The 22-year-old was reported missing earlier this month after a four-month, cross-country road trip with her boyfriend Brian Laundrie, who returned home to Florida without Petito weeks ago. With Laundrie now missing too, the story has since ignited an explosion of bizarrely excited, true crime-obsessed vloggers and Tik Tokers, who are desperate to beat detectives to the punch — one Twitter thread theory at a time.

The "Only Murders" trio of citizen sleuths

The hyper-engagement and twisted opportunism of these clout-chasing true crime junkies feels eerily resonant with the subject matter and commentary featured in the Hulu murder mystery comedy. "Only Murders in the Building" follows Selena Gomez, Martin Short, and Steve Martin as three nosy neighbors united by their obsession with a true crime podcast. When their neighbor Tim Kono (Julian Cihi) dies under mysterious circumstances, the three are convinced their years of consuming true crime podcasts have made them uniquely qualified to solve their neighbor's case, much to the chagrin of Detective Williams (Da'Vine Joy Randolph).

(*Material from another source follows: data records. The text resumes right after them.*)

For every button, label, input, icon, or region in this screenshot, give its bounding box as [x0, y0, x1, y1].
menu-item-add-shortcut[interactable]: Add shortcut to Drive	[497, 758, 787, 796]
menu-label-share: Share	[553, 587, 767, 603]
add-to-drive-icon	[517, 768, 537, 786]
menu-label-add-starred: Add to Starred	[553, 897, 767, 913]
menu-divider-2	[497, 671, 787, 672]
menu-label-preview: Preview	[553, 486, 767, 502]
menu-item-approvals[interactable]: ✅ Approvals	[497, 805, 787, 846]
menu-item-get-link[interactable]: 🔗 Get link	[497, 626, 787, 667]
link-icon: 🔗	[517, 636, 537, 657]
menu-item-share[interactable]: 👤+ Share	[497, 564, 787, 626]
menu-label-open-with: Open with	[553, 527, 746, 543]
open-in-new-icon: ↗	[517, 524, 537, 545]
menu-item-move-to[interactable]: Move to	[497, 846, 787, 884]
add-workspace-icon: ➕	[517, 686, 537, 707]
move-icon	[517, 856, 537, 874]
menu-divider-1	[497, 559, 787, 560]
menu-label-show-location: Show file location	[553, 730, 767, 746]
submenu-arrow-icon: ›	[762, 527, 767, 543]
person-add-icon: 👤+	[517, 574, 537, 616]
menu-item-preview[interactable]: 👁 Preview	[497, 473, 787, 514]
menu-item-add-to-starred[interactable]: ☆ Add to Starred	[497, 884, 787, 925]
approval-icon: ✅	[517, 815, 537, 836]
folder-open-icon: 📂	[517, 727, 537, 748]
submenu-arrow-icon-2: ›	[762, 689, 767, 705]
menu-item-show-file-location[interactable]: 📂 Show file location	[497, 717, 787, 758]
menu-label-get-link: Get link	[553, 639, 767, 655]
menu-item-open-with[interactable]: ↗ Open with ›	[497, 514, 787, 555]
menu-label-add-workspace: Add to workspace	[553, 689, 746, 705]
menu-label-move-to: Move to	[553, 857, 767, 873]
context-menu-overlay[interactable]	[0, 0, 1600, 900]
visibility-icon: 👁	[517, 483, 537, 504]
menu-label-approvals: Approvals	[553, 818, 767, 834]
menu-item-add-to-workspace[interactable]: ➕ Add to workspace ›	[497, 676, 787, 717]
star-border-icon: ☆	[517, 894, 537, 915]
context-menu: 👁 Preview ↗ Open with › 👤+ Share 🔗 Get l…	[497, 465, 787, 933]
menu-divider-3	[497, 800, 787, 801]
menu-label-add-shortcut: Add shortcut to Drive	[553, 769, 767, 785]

From the first episode of "Only Murders," Williams is exhausted by the antics of self-appointed citizen sleuths, mobilized by true crime podcasts and convinced they can do the jobs of experts after listening to two episodes of "My Favorite Murder." Her cynicism toward true crime junkies is validated as Mabel (Gomez), Oliver (Short) and Charles (Martin) break laws, tamper with evidence, and cross all kinds of lines to get to the bottom of Kono's death.

"Only Murders" satirizes the opportunism and presumptuousness latent in many true crime content creators and consumers, champing at the bit to make a dime or at least go viral off the worst thing that's ever happened to a young woman's family. From the show's first episodes, Oliver, a struggling Broadway director, is determined to make a podcast out of their late neighbor's death, before they know anything about him, have any suspects, or have even spoken with the young man's family.